Good Enough Pray?

`CAN I reasonably expect an answer to my prayer? Am I good enough to deserve God's help?'' Whatever the form of the question, Christian Science unequivocally answers that we are already good enough to pray. The Bible says, for example, ``This then is the message which we have heard of him, and declare unto you, that God is light, and in him is no darkness at all.''1 The appearing of this divine light and goodness in human experience is as natural as the shining of the sun.
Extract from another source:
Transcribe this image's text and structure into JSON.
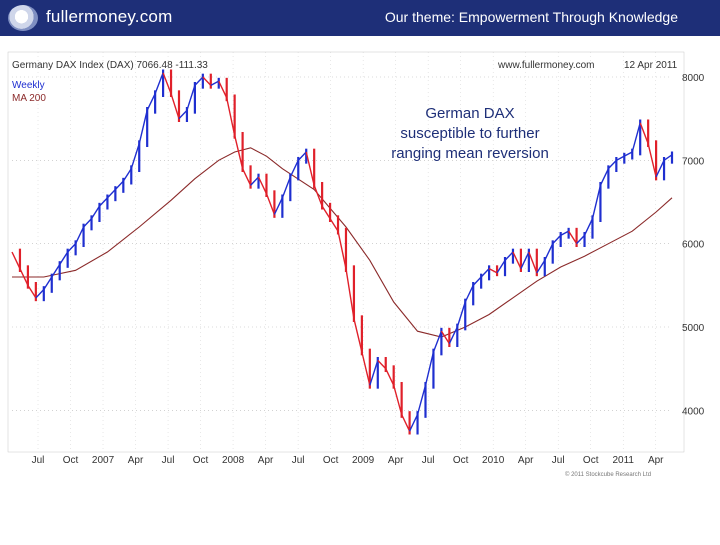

So someone who turns wholeheartedly toward God in prayer begins to understand God as infinitely good and to see that an honest response to God's being is what empowers prayer.

Through spiritual revelation, reason, and proof, Mary Baker Eddy, the Discoverer and Founder of Christian Science, saw the great importance of accepting God's total goodness as a full and present reality. And she found that when you come to this spiritual idea freshly and are willing to fight to have it as primary in your life, a world more like that of the early Christians begins to open up. There is Christian healing of disease and sin, for example. There is more spiritual joy and the welling up of greater capacities for love.

This is a different point of view from that meted out by the majority of society's communicators. Yet at times when conventional sense doesn't offer any hope, people are often willing to think in new ways. Many have found a startling practicality in accepting God as God. Then through their prayer -- their acknowledgment of God -- they are able to see something new. The universe and man truly perceived and understood, Christian Science teaches, literally belong to God.

Because this Christianly scientific fact is always there to be discerned, anyone at any point can turn from the life he or she has been leading and reach out toward the Christ, or Truth, and so feel the touch of Christ forgiving and embracing.

But doesn't Christian Science require that people progress spiritually and stop sinning? Yes, it does, because it is thoroughly Christian, and Christianity requires spiritualization of our lives. But what this growing and regeneration is all about is coming to know the reality of one's own wholly good individual spiritual being as the expression, or image, of God, good. In fact, regeneration really can't take place solely on the basis of finding one's human faults. But discerning, even if faintly, our genuinely good individuality, already in existence, is inspiring and activating.

In Science and Health with Key to the Scriptures, Mrs. Eddy writes, ``Ask yourself: Am I living the life that approaches the supreme good?''2 This question standing alone would be enough to make an honest heart sink. But it doesn't stand alone. It is supported and surrounded all through Science and Health by the Christianly scientific explanation of supreme good, which is God.

Jesus' warning ``There is none good but one, that is, God''3 should make us think twice about trying to perfect an essentially mortal conception of ourselves in order that we can then be able to pray. Who, after all, could be sufficiently good humanly to deserve the perfection of divine good? Yet because God is infinitely good, He isn't withholding any of it from man at any point. For this reason we are always good enough to pray.

1I John 1:5. 2Science and Health, p. 496. 3Matthew 19:17.

This is a condensed version of an editorial that appeared in the November 6 issue of the Christian Science Sentinel.